Sunday, October 29, 2006

Páginas Amarelas

"Mas o que eu vou fazer uma noite inteira sem falar com ninguém?"
"Leia", ele respondeu. "Poesia. Tem uma ampla gama de escritores que você pode ler."
O desafio estava lançado. E eu, como canceriana coração-mole, libriana carente e virginiana metódica, aceitei. Apenas a sensação de que eu estava fazendo isso para agradar alguém é que teimava em não sumir.
Estou sozinha em casa. Com música tocando no quarto, vou para a sala e e fico parada, olhando para a estante. A mesma estante que já foi acusada por um boyzinho pegador de ter mais livros do que a Biblioteca Municipal. Exagero óbvio.
Tem duas coisas que não me abandonam jamais: a vontade de escrever após fuçar em livros e a vontade de desenhar após ler mangás.
Encaro a estante de novo: está totalmente bagunçada. Livros didáticos, literatura, mangás, gibis, fitas de vídeo e parte da minha reputação de nerd se acumulam nela. Dá vontade de arrumar a estante. Separar livros por cor,tamanho autor...nhá.

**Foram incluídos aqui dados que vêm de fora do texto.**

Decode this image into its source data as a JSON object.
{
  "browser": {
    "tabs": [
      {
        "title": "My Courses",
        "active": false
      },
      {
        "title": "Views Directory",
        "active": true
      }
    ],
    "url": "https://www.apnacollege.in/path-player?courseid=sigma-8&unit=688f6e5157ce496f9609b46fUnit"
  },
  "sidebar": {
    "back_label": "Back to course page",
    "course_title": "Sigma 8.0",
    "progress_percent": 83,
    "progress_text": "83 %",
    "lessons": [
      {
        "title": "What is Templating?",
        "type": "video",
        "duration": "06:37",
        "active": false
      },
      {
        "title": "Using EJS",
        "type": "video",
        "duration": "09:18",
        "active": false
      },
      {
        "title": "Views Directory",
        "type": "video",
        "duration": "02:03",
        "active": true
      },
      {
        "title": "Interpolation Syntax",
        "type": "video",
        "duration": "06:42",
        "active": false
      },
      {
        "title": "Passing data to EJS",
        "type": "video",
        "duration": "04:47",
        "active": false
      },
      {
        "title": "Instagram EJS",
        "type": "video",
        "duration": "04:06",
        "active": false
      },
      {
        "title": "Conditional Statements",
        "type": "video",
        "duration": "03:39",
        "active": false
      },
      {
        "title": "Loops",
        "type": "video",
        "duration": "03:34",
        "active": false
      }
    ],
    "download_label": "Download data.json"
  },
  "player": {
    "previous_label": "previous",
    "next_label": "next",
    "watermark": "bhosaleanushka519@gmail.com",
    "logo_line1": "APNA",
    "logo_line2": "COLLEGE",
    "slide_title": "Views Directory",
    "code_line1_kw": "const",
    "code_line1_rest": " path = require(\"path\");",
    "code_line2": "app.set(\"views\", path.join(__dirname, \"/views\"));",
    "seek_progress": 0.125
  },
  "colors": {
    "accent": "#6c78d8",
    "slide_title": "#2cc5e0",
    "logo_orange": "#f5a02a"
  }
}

Procuro meu livro de sonetos de Camões. Aquele, com um quadro de Picasso na capa. Só agora percebi que as páginas dele já estão amarelas. É engraçado ler sonetos ouvindo música, a mesma parece que escorre entre as estrofes, escorregando de cima a baixo da página, indo não se sabe para onde: Mais servira, se não fora para tão longo amor curta a vida e um solo de bateria.
Começo a separar os livros por autores. E não, eu não li todos os livros que estão na estante. Das tentativas da minha mãe para me comprar livros, restam coisas como dois exemplares iguais de Escrava Isaura. Das tentativas do meu pai, restam livros como Uma história de luta pelo salário mínimo. O resto é meu.
Prosa? Sim, com gelo, açúcar e laranjas. Jostein Gaarder e a garota das laranjas. Eu li O Mundo de Sofia inteiro! E ninguém lê até a parte importante, morrem antes. Jostein Gaarder, três livros. Algum dia agarro esse cara em uma cena histérica, digo que sou fã dele e desmaio antes de ele autografar meu Através do Espelho.
Conan Doyle. Um, dois, três, sei lá quantos. É Sherlock Holmes à beça, e nenhum para mim. Nabokov e sua narrativa à la A Vaca e o Frango, na qual todos são feios. Poe e os contos que não me deixavam dormir depois de lê-los. Mas mãe, se Graciliano Ramos era tão bom, porque ele colocou acento no "secas" de Vidas Secas? Sítio do Pica-pau amarelo completo: mãããããe, Monteiro Lobato era racista! Um dicionário da japonês, Veríssimo, contos de Machado e o manual do convênio médico acerta em cheio meu pé.
Camões está em cima do sofá. Poesia? Claro. Com Rosas, Espumas e com Eu. Quer dizer,comigo. Drummond e a eterna repetição: um, dois, três, quatro! Amar se aprende amando...com cupins. Meu nome escrito no livro com uma mão ainda criança, de caneta cor-de-rosa e com um carimbo da Minnie do lado. A guriazinha que era orgulho da professora ao carregar consigo uma versão super-mega-reduzida de Os Lusíadas, enquanto o resto da classe nem sabia quem era Camões. Enfim, adiante:
Neruda: um, e a convicção de que poesia traduzida não desce redondo. Manuel Bandeira: um. Ué, cadê o outro? De certo foi-se embora para Pasárgada. Foi! Não foi! E se a foice foi-se, o martelo, mantê-lo para quê?
Um solo de guitarra. Augusto dos Anjos: um. A bateria marca profundissimamente a batida enquanto enquanto termos técnicos e formas químicas desfilam. Pessoas andam pela casa. Quintana? Sim, dois. Os fantasmas também sofrem de visões: somos nós. Será que as teias de aranha do sono navegam nas Espumas Flutuantes? Sei que o sono bate, e por causa dele deixo alguns genéricos para trás: "Clássicos da poesia brasileira" , com dedicatória daquela colega de faculdade que não fala mais comigo. Guitarra. Aquela colega, sabe. Baixo. Ah, é, e uma vez na vida eu ganhei um livro como presente de aniversário.
Faltam algumas coisas. Falta Garcia Marques, Caio Fernando Abreu, Fernando Pessoa, Cruz e Souza. Falta um solo de clarineta. Mas sono não falta. Releio a dedicatória, abro o livro dos Clássicos randomicamente, em uma página qualquer. Texto sorteado: primeira parte da lira um de Marília de Dirceu. Coincidência? Graças à minha estrela.